D) The maximum height attained can be found by finding the vertex of the parabolic equation y = -16t^2 + 100t(sin 60). The vertex occurs at the time t = -b/(2a), where a = -16 and b = 100(sin 60).
t = -100(sin 60)/(2(-16)) = 1.25 sec

Substituting t = 1.25 sec into the equation, we get:
y = -16(1.25)^2 + 100(1.25)(sin 60) = 106.25 ft

So, the maximum height attained is 106.25 ft.

E) The time in the air, T, can be expressed in terms of v0 and O.
Using the equation y = -16t^2 + v0t(sin O) and setting y = 0, we have:
-16t^2 + v0t(sin O) = 0
t(t - v0(sin O)/16) = 0

This equation gives us two possible values for t: t = 0 and t = v0(sin O)/16. Therefore, the time in the air is T = v0(sin O)/16 seconds.
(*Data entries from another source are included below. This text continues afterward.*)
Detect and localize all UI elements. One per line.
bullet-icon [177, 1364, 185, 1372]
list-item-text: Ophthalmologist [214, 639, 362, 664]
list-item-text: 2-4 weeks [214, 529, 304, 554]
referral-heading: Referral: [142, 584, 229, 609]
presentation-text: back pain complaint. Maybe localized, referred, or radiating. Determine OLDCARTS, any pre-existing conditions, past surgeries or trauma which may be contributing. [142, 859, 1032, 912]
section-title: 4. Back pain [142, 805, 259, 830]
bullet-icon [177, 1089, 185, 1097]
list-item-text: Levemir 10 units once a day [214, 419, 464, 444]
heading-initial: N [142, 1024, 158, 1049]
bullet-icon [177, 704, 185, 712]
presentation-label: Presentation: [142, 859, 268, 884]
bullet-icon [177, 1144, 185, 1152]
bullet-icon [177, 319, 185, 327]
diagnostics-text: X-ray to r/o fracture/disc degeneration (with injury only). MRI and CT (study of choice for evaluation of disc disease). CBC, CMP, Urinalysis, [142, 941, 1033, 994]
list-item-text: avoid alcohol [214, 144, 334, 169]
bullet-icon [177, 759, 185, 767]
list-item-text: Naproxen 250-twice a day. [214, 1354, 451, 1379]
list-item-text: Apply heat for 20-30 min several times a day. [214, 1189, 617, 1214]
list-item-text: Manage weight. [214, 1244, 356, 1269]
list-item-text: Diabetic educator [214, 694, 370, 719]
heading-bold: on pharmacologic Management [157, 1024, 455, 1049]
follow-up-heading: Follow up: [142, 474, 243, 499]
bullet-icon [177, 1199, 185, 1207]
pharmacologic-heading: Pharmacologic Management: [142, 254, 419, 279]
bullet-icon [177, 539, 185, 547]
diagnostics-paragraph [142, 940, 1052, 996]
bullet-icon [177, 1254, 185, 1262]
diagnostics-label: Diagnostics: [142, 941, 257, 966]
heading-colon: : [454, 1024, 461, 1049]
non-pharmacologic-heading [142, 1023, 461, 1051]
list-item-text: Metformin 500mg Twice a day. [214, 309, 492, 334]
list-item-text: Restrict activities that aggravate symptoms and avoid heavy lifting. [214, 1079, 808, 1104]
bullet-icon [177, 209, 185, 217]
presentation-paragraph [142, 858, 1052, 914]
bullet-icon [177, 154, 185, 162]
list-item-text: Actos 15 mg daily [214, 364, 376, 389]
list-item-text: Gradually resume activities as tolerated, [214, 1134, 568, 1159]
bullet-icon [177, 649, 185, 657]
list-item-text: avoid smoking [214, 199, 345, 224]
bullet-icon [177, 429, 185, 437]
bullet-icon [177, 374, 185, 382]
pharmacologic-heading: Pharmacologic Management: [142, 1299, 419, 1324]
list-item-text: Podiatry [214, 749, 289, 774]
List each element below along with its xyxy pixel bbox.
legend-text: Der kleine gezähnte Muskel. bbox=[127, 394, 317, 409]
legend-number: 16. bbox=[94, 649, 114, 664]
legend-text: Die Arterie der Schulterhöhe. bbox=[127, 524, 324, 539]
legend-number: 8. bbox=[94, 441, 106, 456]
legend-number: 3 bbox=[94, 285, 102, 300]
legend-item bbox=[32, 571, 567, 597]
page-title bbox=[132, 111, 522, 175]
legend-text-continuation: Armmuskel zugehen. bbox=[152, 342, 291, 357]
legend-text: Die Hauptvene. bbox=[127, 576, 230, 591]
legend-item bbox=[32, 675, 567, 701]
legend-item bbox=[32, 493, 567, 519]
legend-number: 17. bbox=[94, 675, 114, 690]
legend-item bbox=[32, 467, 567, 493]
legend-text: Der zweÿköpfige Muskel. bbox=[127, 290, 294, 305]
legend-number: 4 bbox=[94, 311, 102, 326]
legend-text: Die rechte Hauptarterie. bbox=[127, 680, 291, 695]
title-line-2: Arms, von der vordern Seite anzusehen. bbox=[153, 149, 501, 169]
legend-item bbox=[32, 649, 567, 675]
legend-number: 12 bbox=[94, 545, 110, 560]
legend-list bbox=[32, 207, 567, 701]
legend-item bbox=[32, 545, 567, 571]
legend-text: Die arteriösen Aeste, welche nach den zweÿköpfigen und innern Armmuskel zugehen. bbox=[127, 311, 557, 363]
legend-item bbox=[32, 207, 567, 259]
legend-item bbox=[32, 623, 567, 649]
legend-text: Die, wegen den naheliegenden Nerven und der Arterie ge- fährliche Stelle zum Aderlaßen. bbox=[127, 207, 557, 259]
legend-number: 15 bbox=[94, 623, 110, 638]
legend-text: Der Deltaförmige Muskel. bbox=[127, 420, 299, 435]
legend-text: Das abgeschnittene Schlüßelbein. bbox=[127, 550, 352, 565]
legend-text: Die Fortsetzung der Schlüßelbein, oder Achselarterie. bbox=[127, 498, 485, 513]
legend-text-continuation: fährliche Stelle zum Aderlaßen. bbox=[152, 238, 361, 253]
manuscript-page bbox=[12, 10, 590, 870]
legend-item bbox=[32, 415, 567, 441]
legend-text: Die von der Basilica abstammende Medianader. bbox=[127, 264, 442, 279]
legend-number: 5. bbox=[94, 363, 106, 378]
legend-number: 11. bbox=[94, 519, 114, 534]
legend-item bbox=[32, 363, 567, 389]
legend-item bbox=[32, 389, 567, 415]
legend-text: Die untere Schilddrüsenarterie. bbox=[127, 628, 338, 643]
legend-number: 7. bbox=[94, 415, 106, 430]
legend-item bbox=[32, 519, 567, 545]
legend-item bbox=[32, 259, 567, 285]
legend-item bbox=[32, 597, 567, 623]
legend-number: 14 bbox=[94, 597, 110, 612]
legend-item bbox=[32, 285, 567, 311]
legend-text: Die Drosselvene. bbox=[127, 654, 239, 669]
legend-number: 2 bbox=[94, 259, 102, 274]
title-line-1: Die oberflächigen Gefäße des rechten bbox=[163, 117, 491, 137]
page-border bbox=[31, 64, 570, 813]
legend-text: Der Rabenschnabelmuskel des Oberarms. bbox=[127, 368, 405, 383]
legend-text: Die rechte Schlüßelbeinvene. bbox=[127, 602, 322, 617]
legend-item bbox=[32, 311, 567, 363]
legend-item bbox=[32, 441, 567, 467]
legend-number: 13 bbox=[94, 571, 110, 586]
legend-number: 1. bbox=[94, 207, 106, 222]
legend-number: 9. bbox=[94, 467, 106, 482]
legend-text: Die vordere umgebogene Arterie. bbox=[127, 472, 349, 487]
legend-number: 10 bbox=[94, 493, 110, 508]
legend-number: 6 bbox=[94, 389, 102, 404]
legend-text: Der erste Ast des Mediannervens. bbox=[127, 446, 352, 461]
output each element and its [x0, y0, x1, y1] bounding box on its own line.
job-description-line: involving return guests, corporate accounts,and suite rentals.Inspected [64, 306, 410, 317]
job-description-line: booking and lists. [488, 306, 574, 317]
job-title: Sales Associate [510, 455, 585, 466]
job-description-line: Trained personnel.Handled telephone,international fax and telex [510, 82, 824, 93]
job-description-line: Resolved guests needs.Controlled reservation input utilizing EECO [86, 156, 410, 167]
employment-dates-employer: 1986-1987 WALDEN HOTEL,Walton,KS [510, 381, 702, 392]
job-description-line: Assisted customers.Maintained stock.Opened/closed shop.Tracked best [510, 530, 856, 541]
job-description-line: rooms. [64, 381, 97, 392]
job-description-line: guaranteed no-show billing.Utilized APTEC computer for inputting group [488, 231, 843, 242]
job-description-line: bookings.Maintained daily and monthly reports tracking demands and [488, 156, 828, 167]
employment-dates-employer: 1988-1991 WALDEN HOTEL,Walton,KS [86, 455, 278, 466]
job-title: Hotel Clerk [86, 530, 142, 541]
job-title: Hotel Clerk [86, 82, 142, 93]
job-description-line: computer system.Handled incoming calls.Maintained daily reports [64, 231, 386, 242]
F) The distance from the gun can be expressed in terms of v0 and O.
Using the equation x = v0t(cos O) and substituting T = v0(sin O)/16, we have:
x = v0(T)(cos O) = v0(v0(sin O)/16)(cos O)
x = (v0^2/16)(sin O)(cos O)

G) The maximum height can be expressed in terms of v0 and O.
Using the equation y = -16t^2 + v0t(sin O) and substituting the time t = 1.25 sec, we have:
y = -16(1.25)^2 + v0(1.25)(sin O)
y = -16(1.5625) + v0(1.25)(sin O)
y = -25 + (5/4)v0(sin O)

H) To show that y = ((-16sec^2O)/(v0)^2)(x^2) + xtanO, we can use the trigonometric identities:
sin^2 O + cos^2 O = 1 (1)
tan O = sin O / cos O (2)

Starting from the given equation y = -16t^2 + v0t(sin O) and substituting t = x / (v0(cos O)), we have:
y = -16(x / (v0(cos O)))^2 + v0(x / (v0(cos O)))(sin O)
y = -16(x^2 / v0^2(cos O)^2) + (x / cos O)(sin O)
y = (-16/cos^2 O)(x^2 / v0^2) + (sin O / cos O)(x)
y = (-16sec^2 O)(x^2 / v0^2) + xtan O

So, we have shown that y = ((-16sec^2 O)/(v0^2))(x^2) + xtan O.